Carl Skustad posted online this week, “Thanks for all your thoughts and positive vibes. After a few hours at Melgeorge’s last night thinking about today’s race strategy I decided to drop from this years AH135. With as much respect as I have for this race I didn’t want to be a liability on trail. I was safe and have all my fingers and toes in one piece. The time it would taken me to get to the finish would have possibly put me in a bivi tonight. My skis were so slow and I jacked up my knee in a little wipeout action on course. Ski ya later, peace.”

by Tom Coombe -

Carl Skustad finally met his match.
The Elyite has completed ultramarathons, braved extreme weather conditions and has taken himself to limits that few could even dream of.
But the coldest weather conditions to hit northeastern Minnesota in two decades were too much - even for an endurance athlete with the experience of Skustad.

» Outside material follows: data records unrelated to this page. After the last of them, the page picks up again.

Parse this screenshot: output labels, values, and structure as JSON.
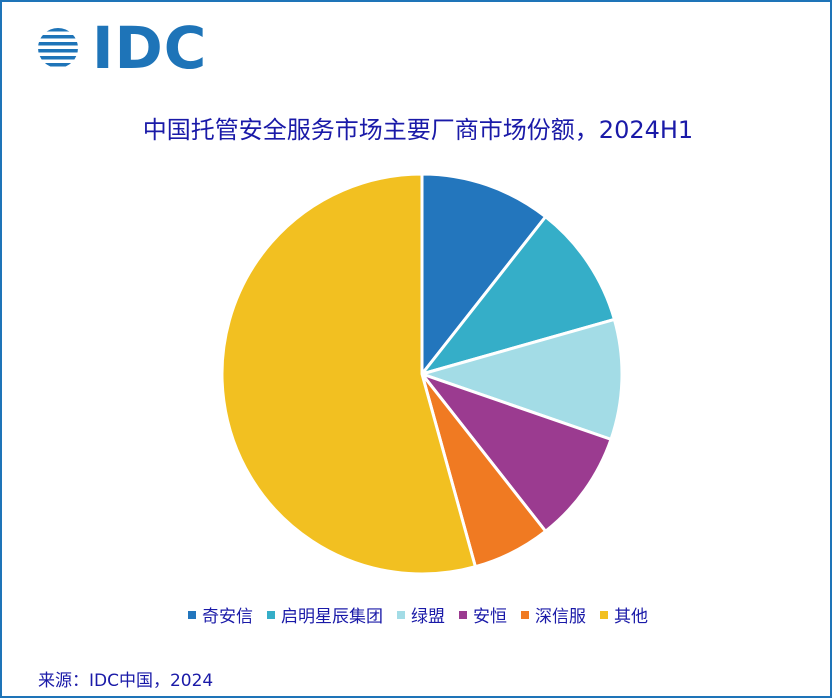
{
  "logo": {
    "text": "IDC",
    "color": "#1e74b8"
  },
  "chart_data": {
    "type": "pie",
    "title": "中国托管安全服务市场主要厂商市场份额，2024H1",
    "categories": [
      "奇安信",
      "启明星辰集团",
      "绿盟",
      "安恒",
      "深信服",
      "其他"
    ],
    "values": [
      10.6,
      10.0,
      9.7,
      9.1,
      6.3,
      54.3
    ],
    "colors": [
      "#2376bd",
      "#35aec8",
      "#a3dce6",
      "#9b3b90",
      "#f07a22",
      "#f2c021"
    ],
    "legend_position": "bottom"
  },
  "source": "来源：IDC中国，2024"
}
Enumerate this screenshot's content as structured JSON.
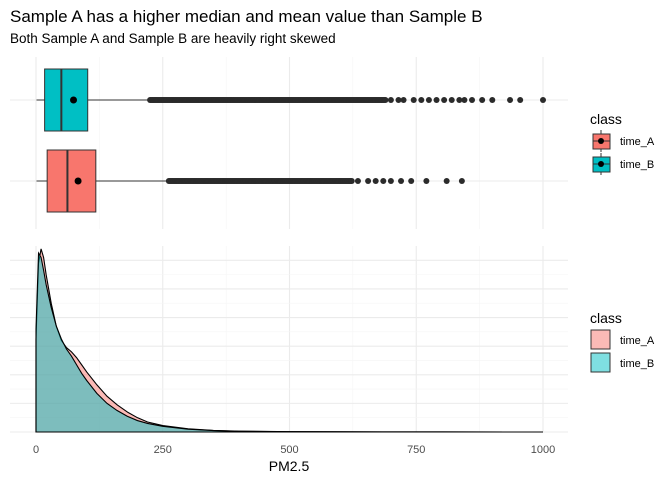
{
  "chart_data": [
    {
      "type": "box",
      "title": "Sample A has a higher median and mean value than Sample B",
      "subtitle": "Both Sample A and Sample B are heavily right skewed",
      "xlim": [
        0,
        1000
      ],
      "x_ticks": [
        0,
        250,
        500,
        750,
        1000
      ],
      "grid": true,
      "legend": {
        "title": "class",
        "position": "right",
        "entries": [
          {
            "label": "time_A",
            "color": "#F8766D"
          },
          {
            "label": "time_B",
            "color": "#00BFC4"
          }
        ]
      },
      "series": [
        {
          "name": "time_B",
          "color": "#00BFC4",
          "whisker_low": 1,
          "q1": 17,
          "median": 50,
          "q3": 102,
          "whisker_high": 225,
          "mean": 74,
          "outlier_dense_range": [
            225,
            690
          ],
          "outliers": [
            700,
            715,
            725,
            745,
            760,
            775,
            790,
            805,
            820,
            835,
            845,
            860,
            880,
            900,
            935,
            955,
            1000
          ]
        },
        {
          "name": "time_A",
          "color": "#F8766D",
          "whisker_low": 1,
          "q1": 22,
          "median": 62,
          "q3": 118,
          "whisker_high": 262,
          "mean": 83,
          "outlier_dense_range": [
            262,
            625
          ],
          "outliers": [
            635,
            655,
            670,
            685,
            700,
            720,
            740,
            770,
            810,
            840
          ]
        }
      ]
    },
    {
      "type": "area",
      "xlabel": "PM2.5",
      "ylabel": "",
      "xlim": [
        0,
        1000
      ],
      "x_ticks": [
        0,
        250,
        500,
        750,
        1000
      ],
      "grid": true,
      "legend": {
        "title": "class",
        "position": "right",
        "entries": [
          {
            "label": "time_A",
            "color": "#F8766D"
          },
          {
            "label": "time_B",
            "color": "#00BFC4"
          }
        ]
      },
      "series": [
        {
          "name": "time_A",
          "color": "#F8766D",
          "x": [
            0,
            5,
            10,
            15,
            20,
            30,
            40,
            50,
            60,
            70,
            80,
            90,
            100,
            120,
            140,
            160,
            180,
            200,
            220,
            250,
            300,
            350,
            400,
            500,
            600,
            700,
            800,
            1000
          ],
          "y": [
            0.0065,
            0.0118,
            0.0128,
            0.0122,
            0.011,
            0.009,
            0.0074,
            0.0064,
            0.0059,
            0.0056,
            0.0052,
            0.0047,
            0.0042,
            0.0033,
            0.0025,
            0.0019,
            0.0014,
            0.001,
            0.0007,
            0.00045,
            0.00022,
            0.00011,
            6e-05,
            2e-05,
            1e-05,
            5e-06,
            2e-06,
            0
          ]
        },
        {
          "name": "time_B",
          "color": "#00BFC4",
          "x": [
            0,
            5,
            10,
            15,
            20,
            30,
            40,
            50,
            60,
            70,
            80,
            90,
            100,
            120,
            140,
            160,
            180,
            200,
            220,
            250,
            300,
            350,
            400,
            500,
            600,
            700,
            800,
            1000
          ],
          "y": [
            0.0072,
            0.0125,
            0.0122,
            0.0113,
            0.0103,
            0.0087,
            0.0074,
            0.0065,
            0.0058,
            0.0053,
            0.0047,
            0.0041,
            0.0036,
            0.0027,
            0.002,
            0.0015,
            0.0011,
            0.0008,
            0.0006,
            0.0004,
            0.0002,
            0.0001,
            5e-05,
            2e-05,
            1e-05,
            4e-06,
            2e-06,
            0
          ]
        }
      ]
    }
  ]
}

Tuesday morning, Skustad pulled the plug on his bid to complete his third Arrowhead 135, the winter ultramarathon that wrapped up Wednesday at Fortune Bay Resort and Casino.
Skustad, who placed second in the skiing division a year ago, withdrew from the race at the Melgeorge Resort checkpoint.

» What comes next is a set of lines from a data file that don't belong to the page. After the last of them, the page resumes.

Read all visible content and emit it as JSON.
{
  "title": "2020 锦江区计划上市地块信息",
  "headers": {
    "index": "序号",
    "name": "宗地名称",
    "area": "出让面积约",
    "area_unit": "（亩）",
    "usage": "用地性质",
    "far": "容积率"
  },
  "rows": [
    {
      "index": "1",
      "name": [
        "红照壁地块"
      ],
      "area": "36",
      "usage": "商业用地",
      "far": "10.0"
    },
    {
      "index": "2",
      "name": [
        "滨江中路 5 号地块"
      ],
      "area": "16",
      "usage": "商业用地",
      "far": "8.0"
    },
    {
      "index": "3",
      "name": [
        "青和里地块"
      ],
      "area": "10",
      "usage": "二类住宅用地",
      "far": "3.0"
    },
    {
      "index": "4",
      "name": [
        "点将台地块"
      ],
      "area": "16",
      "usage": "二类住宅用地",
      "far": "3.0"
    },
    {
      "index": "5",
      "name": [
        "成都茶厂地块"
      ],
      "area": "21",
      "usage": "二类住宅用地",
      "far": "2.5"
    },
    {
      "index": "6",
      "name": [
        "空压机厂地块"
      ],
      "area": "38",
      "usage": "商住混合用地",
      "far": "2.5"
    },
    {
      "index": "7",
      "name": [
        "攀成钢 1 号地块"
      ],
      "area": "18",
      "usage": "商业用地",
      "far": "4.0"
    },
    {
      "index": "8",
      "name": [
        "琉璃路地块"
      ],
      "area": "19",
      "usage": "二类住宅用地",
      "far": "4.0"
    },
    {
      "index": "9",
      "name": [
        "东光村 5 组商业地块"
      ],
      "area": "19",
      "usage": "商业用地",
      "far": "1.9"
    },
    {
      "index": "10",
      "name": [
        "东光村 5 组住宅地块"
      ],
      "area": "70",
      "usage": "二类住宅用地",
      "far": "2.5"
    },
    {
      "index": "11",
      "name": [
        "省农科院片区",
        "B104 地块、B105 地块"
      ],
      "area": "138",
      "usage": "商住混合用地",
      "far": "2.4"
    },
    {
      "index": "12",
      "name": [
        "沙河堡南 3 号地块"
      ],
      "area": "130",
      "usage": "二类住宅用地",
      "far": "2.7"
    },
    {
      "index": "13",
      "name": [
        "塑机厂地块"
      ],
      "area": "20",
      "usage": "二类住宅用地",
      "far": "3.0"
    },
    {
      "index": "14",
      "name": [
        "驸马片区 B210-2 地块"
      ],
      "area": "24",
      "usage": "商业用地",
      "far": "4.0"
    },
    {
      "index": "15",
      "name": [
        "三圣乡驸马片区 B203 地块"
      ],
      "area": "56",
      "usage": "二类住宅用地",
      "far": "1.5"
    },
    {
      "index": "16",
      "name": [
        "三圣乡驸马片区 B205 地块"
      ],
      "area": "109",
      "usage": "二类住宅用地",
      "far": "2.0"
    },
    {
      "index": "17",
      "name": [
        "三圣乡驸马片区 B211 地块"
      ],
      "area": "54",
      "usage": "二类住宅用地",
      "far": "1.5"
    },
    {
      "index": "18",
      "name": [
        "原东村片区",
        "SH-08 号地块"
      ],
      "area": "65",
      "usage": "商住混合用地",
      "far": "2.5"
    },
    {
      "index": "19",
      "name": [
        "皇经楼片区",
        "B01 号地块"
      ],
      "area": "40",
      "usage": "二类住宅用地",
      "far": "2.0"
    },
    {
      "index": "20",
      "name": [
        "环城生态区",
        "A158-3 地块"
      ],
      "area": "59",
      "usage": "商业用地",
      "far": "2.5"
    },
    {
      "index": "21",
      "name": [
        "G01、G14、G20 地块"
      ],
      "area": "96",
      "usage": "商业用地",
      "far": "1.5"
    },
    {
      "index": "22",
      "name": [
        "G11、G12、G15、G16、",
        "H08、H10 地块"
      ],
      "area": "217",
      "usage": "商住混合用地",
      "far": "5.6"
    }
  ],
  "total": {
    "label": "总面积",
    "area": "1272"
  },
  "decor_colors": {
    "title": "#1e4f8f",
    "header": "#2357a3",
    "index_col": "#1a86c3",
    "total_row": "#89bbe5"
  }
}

Despite being more than halfway through the 135-mile race, Skustad decided after a night’s rest to pull out of an organized race for the first time.

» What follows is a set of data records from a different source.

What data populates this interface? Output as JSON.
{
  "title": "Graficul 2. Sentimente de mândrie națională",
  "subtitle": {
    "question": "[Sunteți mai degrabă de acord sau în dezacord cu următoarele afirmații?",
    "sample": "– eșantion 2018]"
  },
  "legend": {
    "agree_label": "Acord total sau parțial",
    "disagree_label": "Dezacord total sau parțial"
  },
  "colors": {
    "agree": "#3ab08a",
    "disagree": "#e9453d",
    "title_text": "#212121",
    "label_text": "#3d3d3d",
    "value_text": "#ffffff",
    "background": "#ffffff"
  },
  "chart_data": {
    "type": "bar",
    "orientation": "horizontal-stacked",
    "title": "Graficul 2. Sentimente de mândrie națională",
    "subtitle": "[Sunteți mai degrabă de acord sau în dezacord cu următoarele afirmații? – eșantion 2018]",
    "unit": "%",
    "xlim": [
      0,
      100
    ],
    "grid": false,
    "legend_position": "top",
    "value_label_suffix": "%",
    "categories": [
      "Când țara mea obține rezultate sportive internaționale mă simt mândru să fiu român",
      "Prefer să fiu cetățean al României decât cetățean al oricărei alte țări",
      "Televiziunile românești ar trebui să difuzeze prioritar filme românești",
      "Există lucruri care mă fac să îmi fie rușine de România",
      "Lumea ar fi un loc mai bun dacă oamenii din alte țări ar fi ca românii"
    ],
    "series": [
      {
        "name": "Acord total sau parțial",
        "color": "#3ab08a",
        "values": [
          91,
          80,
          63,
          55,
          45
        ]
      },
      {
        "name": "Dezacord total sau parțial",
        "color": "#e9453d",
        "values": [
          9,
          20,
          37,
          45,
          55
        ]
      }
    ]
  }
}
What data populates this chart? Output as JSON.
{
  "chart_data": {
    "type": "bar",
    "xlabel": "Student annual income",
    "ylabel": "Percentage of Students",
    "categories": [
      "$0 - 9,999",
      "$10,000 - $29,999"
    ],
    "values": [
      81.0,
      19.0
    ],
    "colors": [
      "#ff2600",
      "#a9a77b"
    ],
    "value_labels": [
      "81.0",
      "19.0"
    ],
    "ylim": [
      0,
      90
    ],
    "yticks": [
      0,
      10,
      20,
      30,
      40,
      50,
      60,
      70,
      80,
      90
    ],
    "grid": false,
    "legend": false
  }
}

A combination of subzero temperatures and piercing winds created the coldest conditions Skustad had ever competed in, and he feared the impact of continuing on as windchill and “real feel” readings plunged to -50 and colder.
“I respect the race so much I didn’t want to be a liability on the trail,” said Skustad, 43. “If I’m out there at 11 o’clock at night and it’s minus-60 degrees and I’m starting to freeze to death and they need to put somebody out on a snowmobile to rescue me, now that person is in harm’s way.”
Most of the Arrowhead participants take part by bicycle, but the race, which starts at International Falls and proceeds to Fortune Bay, is also open to runners and cross-country skiers.
Skustad was one of just four competitors to enter as a skier, and none made it to the finish line.
“Skiing is the most challenging,” said Skustad. “I think there were a dozen pre-registered and when these conditions came in it went down to four, and two dropped at the first checkpoint.”
Skustad soon followed suit. He was running two hours behind his time from a year ago and said the frigid conditions made for difficult snow that “grab your skis like sandpaper.”
He transitioned to classic skiing on skate skis to finish late Monday and said “I was pretty frozen,” upon arriving at Melgeorge’s.
Typically, Skustad would rest for two hours at the checkpoint and continue on, but the harsh conditions led him to stay until dawn, when he mulled his options and ultimately decided to pull out.
“I would say intelligently, and I’m way into risk management, the odds weren’t in my favor,” said Skustad.
Having had time to both warm up and reflect Tuesday afternoon, Skustad expressed few regrets.
“It was my first DNF (did not finish),” he said. “And I have completed just over a dozen. I guess it was bound to happen sooner or later, and I knew this was going to be the toughest conditions.”
• This year’s Arrowhead attracted 146 participants, and only 52 had finished as of Thursday morning.
A new record was set as Jordan Wakeley of Grayling, Mich., crossed the finish line at Fortune Bay late Monday and was the first bicycyle competitor to finish with a time of 11 hours, 43 minutes.
That broke the previous record time of 13:15, set in 2017 by Ted Loosen of Minneapolis.